There are a few different methods of abortion that are used, depending on what stage the pregnancy is at.
Up to nine weeks
If you have an abortion up to nine weeks, the most common method used is the medical abortion, sometimes known as the abortion pill. This method does not involve any surgery or anaesthetic.
The medical abortion involves taking two medications which cause a miscarriage. The medication is taken 48 hours apart, and so requires two visits to the clinic, in addition to the initial assessment. The first medication is a pill, mifepristone, which you swallow.
The second medication is prostaglandin, a pessary that is inserted into the vagina 36-48 hours later. Four to six hours after this the pregnancy will end in a very heavy bleed, and you may experience painful, period-pain type cramps.

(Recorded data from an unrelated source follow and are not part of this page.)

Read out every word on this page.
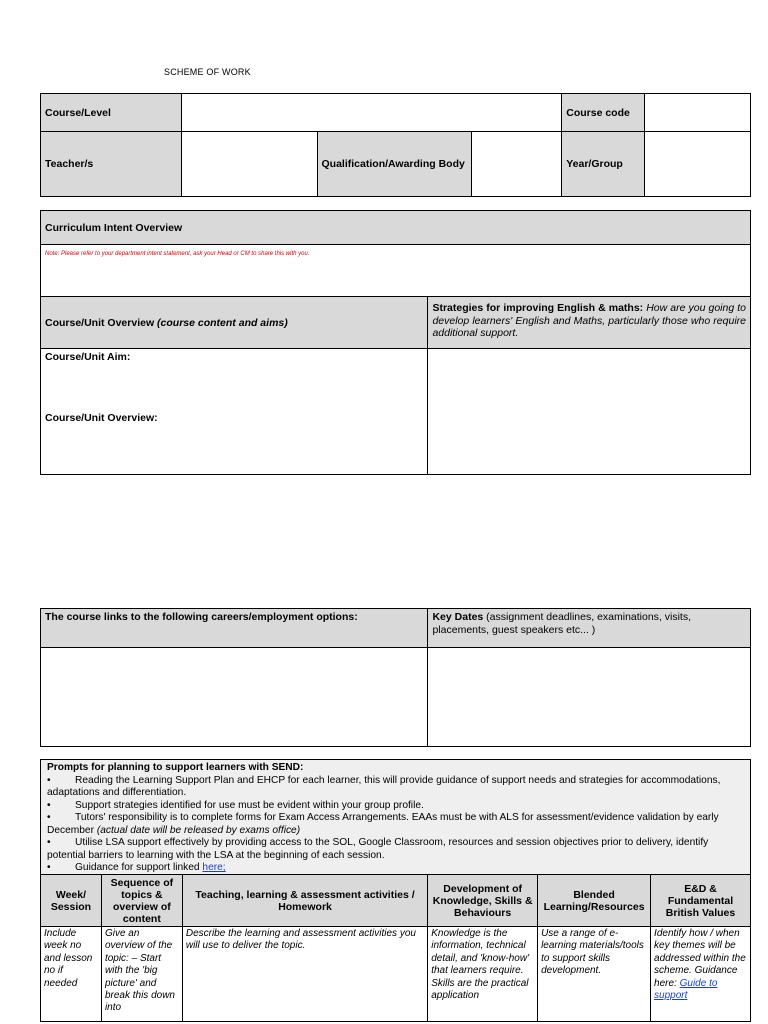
SCHEME OF WORK
Course/Level				Course code	
Teacher/s		Qualification/Awarding Body		Year/Group	
Curriculum Intent Overview	
Note: Please refer to your department intent statement, ask your Head or CM to share this with you.	
Course/Unit Overview (course content and aims)	Strategies for improving English & maths: How are you going to develop learners' English and Maths, particularly those who require additional support.

Course/Unit Aim:
Course/Unit Overview:	

The course links to the following careers/employment options:	Key Dates (assignment deadlines, examinations, visits, placements, guest speakers etc... )

Prompts for planning to support learners with SEND:
• Reading the Learning Support Plan and EHCP for each learner, this will provide guidance of support needs and strategies for accommodations, adaptations and differentiation.
• Support strategies identified for use must be evident within your group profile.
• Tutors' responsibility is to complete forms for Exam Access Arrangements. EAAs must be with ALS for assessment/evidence validation by early December (actual date will be released by exams office)
• Utilise LSA support effectively by providing access to the SOL, Google Classroom, resources and session objectives prior to delivery, identify potential barriers to learning with the LSA at the beginning of each session.
• Guidance for support linked here;
Week/ Session	Sequence of topics & overview of content	Teaching, learning & assessment activities / Homework	Development of Knowledge, Skills & Behaviours	Blended Learning/Resources	E&D & Fundamental British Values
Include week no and lesson no if needed	Give an overview of the topic: – Start with the 'big picture' and break this down into	Describe the learning and assessment activities you will use to deliver the topic.	Knowledge is the information, technical detail, and 'know-how' that learners require. Skills are the practical application	Use a range of e-learning materials/tools to support skills development.	Identify how / when key themes will be addressed within the scheme. Guidance here: Guide to support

Between seven and 15 weeks
If you have an abortion between seven and 15 weeks, the most common method used is vacuum aspiration. This is not a surgical procedure, but does involve having a local or, in some cases, a general anaesthetic.
Vacuum aspiration involves a day visit or an overnight stay in a clinic. A tube is inserted into the vagina and passed through the cervix to the womb and the pregnancy is ended by the foetus and contents of the womb being sucked out. This all happens very quickly and most women will be able to return home within a few hours.
Over 15 weeks
As a pregnancy continues, the foetus grows bigger and so methods of abortion over 15 weeks may vary depending on the stage of pregnancy. In general they usually involve having a general anaesthetic, and the surgical dilation of the cervix to enable removal of the foetus using suction and forceps. If the pregnancy is over 20 weeks you will be required to stay in the hospital overnight.
It is also possible that you could have a late medical abortion between 13 and 20 weeks, however, there would be higher doses of medication used and it will take longer to complete. Most women could still go home the same day, but some might need an overnight stay in hospital.
What happens afterwards?
Within the weeks following the abortion you will see a doctor for a check-up. Also, after an abortion it is normal to experience bleeding and discomfort for a few days, and it might feel a bit like you are having a period. But if you are bleeding very heavily and feel very unwell it is important to see a doctor in case you have developed an infection.
Different women will experience different emotions after having an abortion. Some women may need time off work but others will continue as normal. It’s important to have someone you can talk to if you need support at this time and you can ask the clinic where to go for help.